I guess I’m not sure what comment this is saying about being gay or being a hermaphrodite. Why can’t Desiree love her body the way that it is? She just found out she was a woman, great, but up until now she’s seemed to own who and what she was. I do, however, appreciate that Dell is a freak not for being gay but for being a overall shitty person.
Oh yeah, and Dandy killed Matt Bomer. God that’s such a shame. They made a ridiculously good looking couple. Dandy is coming into his own as a murderer, mirroring his perfect body with how perfect a killer he’s going to be. His voiceover admits, “The clown was put on earth to show me the way.” The way to kill, of course. I’m glad that Dandy sees the silver lining. His mentor is dead, but everything happens for a reason, right?! Delusion at its finest.
RANDOM NOTES:
– Even Stanley’s fantasies are pathetic. You can’t even be the guest of honor in your own delusion. (Cue another Office reference.)
– Why are Maggie and Stanley together? Their partnership is odd to me for some reason. I think that story needs to be fleshed out more because I’m really not buying why she would help him at all.
– There was a lot of talk this episode about television, and I caught a few references to TV affecting culture in previous episodes this season. Elsa states she’d rather be “boiled in oil” than appear on TV and calls it the “death of art and civilization.” Why all the hostility? I’m inclined to believe our showrunners think it’d be a gas to make fun of the genre in which they’re participating and that’s why all this talk. Great.

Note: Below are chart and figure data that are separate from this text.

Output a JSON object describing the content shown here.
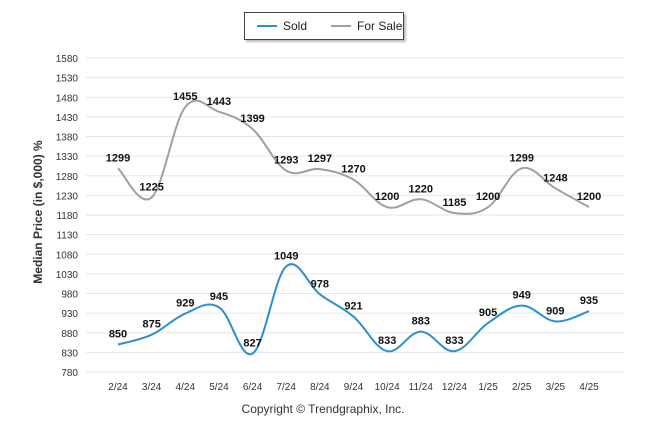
{
  "chart_data": {
    "type": "line",
    "categories": [
      "2/24",
      "3/24",
      "4/24",
      "5/24",
      "6/24",
      "7/24",
      "8/24",
      "9/24",
      "10/24",
      "11/24",
      "12/24",
      "1/25",
      "2/25",
      "3/25",
      "4/25"
    ],
    "series": [
      {
        "name": "Sold",
        "color": "#2b8fd0",
        "values": [
          850,
          875,
          929,
          945,
          827,
          1049,
          978,
          921,
          833,
          883,
          833,
          905,
          949,
          909,
          935
        ]
      },
      {
        "name": "For Sale",
        "color": "#a0a0a0",
        "values": [
          1299,
          1225,
          1455,
          1443,
          1399,
          1293,
          1297,
          1270,
          1200,
          1220,
          1185,
          1200,
          1299,
          1248,
          1200
        ]
      }
    ],
    "ylabel": "Median Price (in $,000) %",
    "xlabel": "",
    "ylim": [
      780,
      1580
    ],
    "yticks": [
      780,
      830,
      880,
      930,
      980,
      1030,
      1080,
      1130,
      1180,
      1230,
      1280,
      1330,
      1380,
      1430,
      1480,
      1530,
      1580
    ],
    "grid": true,
    "legend_position": "top-center"
  },
  "footer": "Copyright © Trendgraphix, Inc."
}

– As much as Elsa talks about how much she hates the idea of television, she cannot handle a live audience. Every time we’ve had her in front of a group of people who don’t know her, she falls apart. Coming from a person with a degree in theatre, people like Elsa exist and maybe they should just quit while they’re ahead…
– AND as Elsa was crumbling before our very eyes, the line she sang from the familiar Bowie song “Life on Mars?” was: But the film is a saddening bore. I see what you did there, RMurph.